Berberis' World

A slight loss of enthusiasm

by on Jul.19, 2011, under Choir, Life, Personal, Stuff

Tuesday, 19th July 2011.

The time has come, the walrus said…

There are many, many quotes about failure to be found on the exponentially increasing fount of all knowledge good and bad and ugly, this being but one. This post’s title comes from one of Churchill’s.

I have to admit to more than a slight loss regarding something I’ve resisted writing about since it happened. However, time is indeed a great healer. New readers start here…

I joined the London Philharmonic Choir on 23rd July 2008, following a somewhat hurried audition by Matthew Rowe. Choir rules are that you must reaudition either every year or every three years, so I should have reaudtioned in 2010. At that time, the committee were way behind on their scheduling and each time I found out someone had been called to reaudition I breathed a sigh a relief for this… and began to panic anew. Inevitably, though, the committee finally got up to speed. Following a failed first attempt (when I didn’t get the summons until after a joint performance of Carl Orff’s Carmina Burana) on February 21st, following a rehearsal of Elgar’s Dream of Gerontius, I steeled myself to (literally) face the music that was my reaudition.

Short story shorter: I failed. I was told afterwards, by genuinely sympathetic choir members that Neville let those who didn’t get through reaudition perform whichever piece was currently being rehearsed and, for a while, I did consider doing this. In the end, other commitments and a great deal of horribly wounded pride prevented me from doing so.

(Ironically, Dream of Gerontius is the piece I didn’t get to sing with LCS as I left before they started work on it. My score remains, as yet, unmarked.)

It was about a week before the realisation fully sank in. One evening, with the rest of the family out at the cinema (I hadn’t wanted to go to what was a techo-noise fest) I settled down with a bottle of wine to watch ‘Anchorman’. I had a good laugh before repairing to the study to listen to some music. Having the house to myself for the first time in ages, I intended to listen to some VERY LOUD music (or is that some music VERY LOUD?) probably to try to convince myself that, whatever I’d been told, I could still belt out a tune. Everything was going fine until I tried to get my PC to play music through the main speakers (via some little gizmo currently hanging innocently over the radiator). However, no matter what I did, this bloody thing would not work. After about an hour or so of changing settings, unplugging and replugging, rebooting and rebooting, I had had enough. A week’s worth of anger and embarrasment and frustration and, yes, grief at the loss boiled up and over and I retreated to bed to howl and cry like a wounded animal for what seemed like forever.

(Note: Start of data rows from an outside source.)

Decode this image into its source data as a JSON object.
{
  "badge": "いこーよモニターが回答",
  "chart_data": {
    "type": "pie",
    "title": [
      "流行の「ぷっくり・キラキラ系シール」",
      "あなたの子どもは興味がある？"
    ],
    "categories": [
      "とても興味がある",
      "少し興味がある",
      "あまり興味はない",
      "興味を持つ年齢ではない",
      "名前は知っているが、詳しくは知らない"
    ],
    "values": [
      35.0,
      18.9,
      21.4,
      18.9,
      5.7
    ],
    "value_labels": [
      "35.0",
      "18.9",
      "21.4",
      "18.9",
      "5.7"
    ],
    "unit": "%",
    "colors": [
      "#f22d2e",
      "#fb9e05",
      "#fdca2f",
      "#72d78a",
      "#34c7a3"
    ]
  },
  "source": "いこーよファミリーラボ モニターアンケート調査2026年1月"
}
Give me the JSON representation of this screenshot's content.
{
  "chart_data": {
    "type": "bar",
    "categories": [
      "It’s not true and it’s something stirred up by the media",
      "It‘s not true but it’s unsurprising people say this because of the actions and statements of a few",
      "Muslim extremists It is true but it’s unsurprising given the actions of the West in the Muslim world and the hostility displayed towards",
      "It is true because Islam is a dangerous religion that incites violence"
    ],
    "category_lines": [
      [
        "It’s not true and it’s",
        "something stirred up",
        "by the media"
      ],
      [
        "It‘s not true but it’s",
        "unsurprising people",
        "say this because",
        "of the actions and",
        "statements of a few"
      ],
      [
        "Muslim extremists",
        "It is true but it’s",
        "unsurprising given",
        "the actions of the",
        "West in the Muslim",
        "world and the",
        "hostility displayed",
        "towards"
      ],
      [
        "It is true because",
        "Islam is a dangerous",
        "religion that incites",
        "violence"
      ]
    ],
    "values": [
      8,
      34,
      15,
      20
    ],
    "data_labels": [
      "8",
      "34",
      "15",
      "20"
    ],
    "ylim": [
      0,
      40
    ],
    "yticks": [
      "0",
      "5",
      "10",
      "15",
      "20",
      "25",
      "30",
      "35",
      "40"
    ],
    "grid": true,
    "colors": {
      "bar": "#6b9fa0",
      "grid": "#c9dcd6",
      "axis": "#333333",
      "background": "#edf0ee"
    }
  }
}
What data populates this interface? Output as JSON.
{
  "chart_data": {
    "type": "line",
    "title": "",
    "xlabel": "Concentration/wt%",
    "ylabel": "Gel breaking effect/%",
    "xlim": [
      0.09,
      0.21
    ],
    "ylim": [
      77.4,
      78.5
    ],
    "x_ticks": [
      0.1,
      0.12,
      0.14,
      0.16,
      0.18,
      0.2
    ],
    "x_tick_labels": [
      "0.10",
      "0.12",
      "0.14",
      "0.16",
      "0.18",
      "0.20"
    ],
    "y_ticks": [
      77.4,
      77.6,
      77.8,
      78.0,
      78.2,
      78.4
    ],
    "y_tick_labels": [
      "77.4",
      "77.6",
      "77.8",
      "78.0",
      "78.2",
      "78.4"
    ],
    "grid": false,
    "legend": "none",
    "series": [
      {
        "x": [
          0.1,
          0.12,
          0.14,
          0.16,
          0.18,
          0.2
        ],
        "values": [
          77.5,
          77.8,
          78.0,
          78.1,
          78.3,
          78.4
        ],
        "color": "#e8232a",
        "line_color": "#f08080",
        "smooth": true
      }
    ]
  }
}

Immediately after this, I lost all interest in singing as well as all confidence in my ability. Even remembering the words of a much respected singing teacher didn’t help me, and I don’t think I sang anything (not one note) for about a month. Singing had been a major emotional outlet for almost 7 years and its loss was nothing less than a bereavement.

To be truthful, what hurt most is that I felt – still feel – that I simply capitulated. Whenever I think about what happened during that reaudition, there is a HUGE temptation to start every sentence with either ‘if only…’ or ‘what if…’

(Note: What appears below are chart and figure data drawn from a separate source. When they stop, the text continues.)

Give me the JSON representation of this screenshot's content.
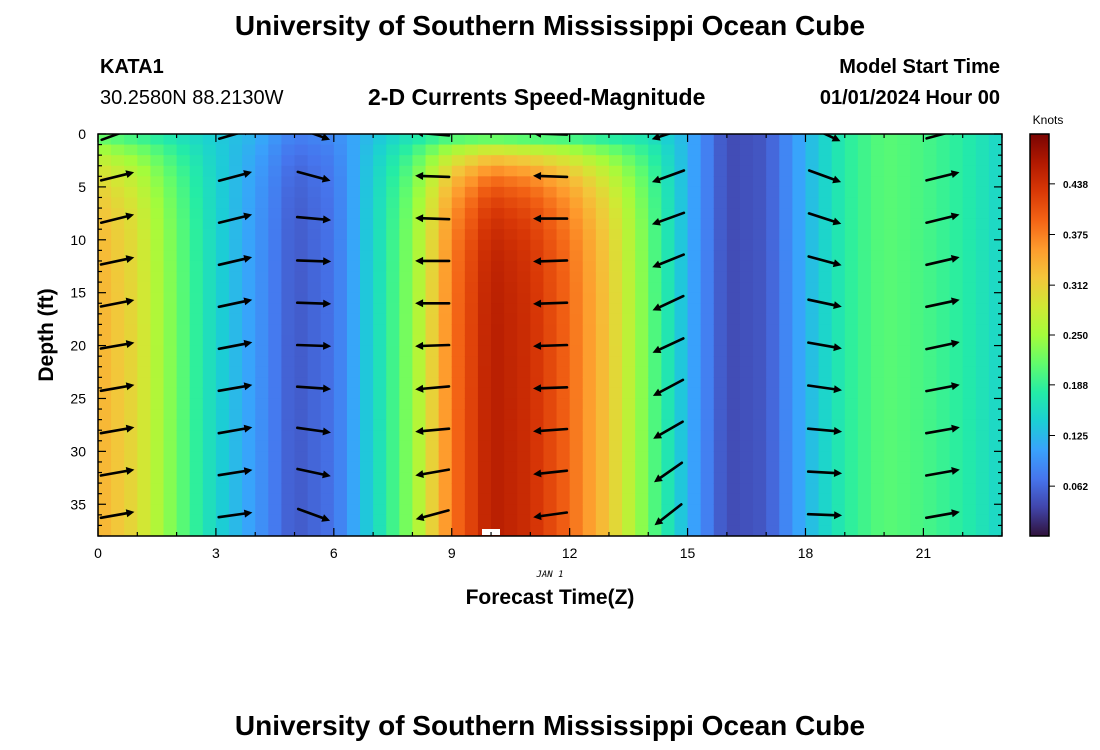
{
  "header": {
    "title": "University of Southern Mississippi Ocean Cube",
    "station": "KATA1",
    "coords": "30.2580N  88.2130W",
    "chart_title": "2-D Currents Speed-Magnitude",
    "model_label": "Model Start Time",
    "model_time": "01/01/2024 Hour 00"
  },
  "footer": {
    "title": "University of Southern Mississippi Ocean Cube"
  },
  "colors": {
    "arrow": "#000000",
    "turbo_stops": [
      "#30123b",
      "#4145ab",
      "#4675ed",
      "#39a2fc",
      "#1bcfd4",
      "#24eca6",
      "#61fc6c",
      "#a4fc3b",
      "#d1e834",
      "#f3c63a",
      "#fe9b2d",
      "#f36315",
      "#d93806",
      "#b11901",
      "#7a0402"
    ]
  },
  "chart_data": {
    "type": "heatmap",
    "title": "2-D Currents Speed-Magnitude",
    "xlabel": "Forecast Time(Z)",
    "ylabel": "Depth (ft)",
    "date_label": "JAN 1",
    "xlim": [
      0,
      23
    ],
    "ylim": [
      0,
      38
    ],
    "x_ticks": [
      0,
      3,
      6,
      9,
      12,
      15,
      18,
      21
    ],
    "y_ticks": [
      0,
      5,
      10,
      15,
      20,
      25,
      30,
      35
    ],
    "colorbar": {
      "label": "Knots",
      "min": 0.0,
      "max": 0.5,
      "ticks": [
        "0.062",
        "0.125",
        "0.188",
        "0.250",
        "0.312",
        "0.375",
        "0.438"
      ],
      "tick_values": [
        0.062,
        0.125,
        0.188,
        0.25,
        0.312,
        0.375,
        0.438
      ]
    },
    "hours": [
      0,
      1,
      2,
      3,
      4,
      5,
      6,
      7,
      8,
      9,
      10,
      11,
      12,
      13,
      14,
      15,
      16,
      17,
      18,
      19,
      20,
      21,
      22,
      23
    ],
    "hourly_speed": [
      0.34,
      0.3,
      0.22,
      0.15,
      0.1,
      0.05,
      0.07,
      0.15,
      0.24,
      0.38,
      0.46,
      0.44,
      0.39,
      0.32,
      0.22,
      0.12,
      0.04,
      0.05,
      0.12,
      0.18,
      0.21,
      0.2,
      0.18,
      0.15
    ],
    "hourly_surface_speed": [
      0.2,
      0.18,
      0.16,
      0.14,
      0.12,
      0.08,
      0.09,
      0.13,
      0.16,
      0.18,
      0.18,
      0.17,
      0.17,
      0.16,
      0.16,
      0.12,
      0.04,
      0.05,
      0.12,
      0.18,
      0.21,
      0.2,
      0.18,
      0.15
    ],
    "arrow_hours": [
      0.5,
      3.5,
      5.5,
      8.5,
      11.5,
      14.5,
      18.5,
      21.5
    ],
    "arrow_depths": [
      0,
      4,
      8,
      12,
      16,
      20,
      24,
      28,
      32,
      36
    ],
    "arrow_angles_deg": [
      [
        20,
        14,
        14,
        12,
        11,
        10,
        10,
        10,
        10,
        10
      ],
      [
        16,
        15,
        14,
        13,
        12,
        11,
        10,
        10,
        9,
        8
      ],
      [
        -20,
        -15,
        -5,
        -2,
        -2,
        -2,
        -4,
        -8,
        -12,
        -20
      ],
      [
        175,
        178,
        178,
        180,
        180,
        182,
        185,
        185,
        190,
        195
      ],
      [
        178,
        178,
        180,
        182,
        182,
        182,
        182,
        184,
        186,
        188
      ],
      [
        198,
        200,
        200,
        202,
        205,
        205,
        208,
        210,
        215,
        218
      ],
      [
        -25,
        -20,
        -18,
        -15,
        -12,
        -10,
        -8,
        -5,
        -3,
        -2
      ],
      [
        15,
        14,
        14,
        13,
        12,
        12,
        11,
        10,
        10,
        10
      ]
    ]
  }
}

If only I’d said I had a sore throat… what if I’d actually read that book on sight singing?… if only I’d taken singing lessons… what if I’d done what I was supposed to do and wait to be invited in?… etc etc etc etc… The fact was that I hadn’t, I hadn’t, I hadn’t, and I hadn’t. The only person I can blame – if blame if the right word – is myself. I was responsible for what happened, and it hurt like hell. It still hurts, but less and less.

So, that’s it. I’m no longer a member of the London Philharmonic Choir. This means I will miss the Proms again. I’d been otherwise engaged previously – ironically, not this time – and was really looking forward to singing Verdi’s Requiem, as well as the Xmas performance of Beethoven’s 9th. (I may try to find a way to do the latter…)

I’ve not been completely idle, though. I recently sang in the 1000 voice choir for Karl Jenkins Peacemakers at Abbey Road, performed Carmina as part of the Really Big Chorus at the Royal Albert Hall and have (provisionally) joined another choir.

Nevertheless, I miss the challenge of working with a world class choir. Although it wasn’t the same after Steph left, I really do think I was up to the task; I practised at home, knew a lot of the pieces from memory but, on the day – when it really mattered – this obviously wasn’t enough. Maybe there’s a hidden agenda. Maybe whoever makes the decisions just want the choir to be the best it can be… I don’t know. I can’t know. And, ultimately, it doesn’t really matter now. I sang Brahm’s Deutsches Requiem on stage at the Royal Festival Hall under Yannick Nezet-Seguin, one of the most inspiring conductors I will ever work with. And it’s on CD. I’ll take that… with a great deal of enthusiasm.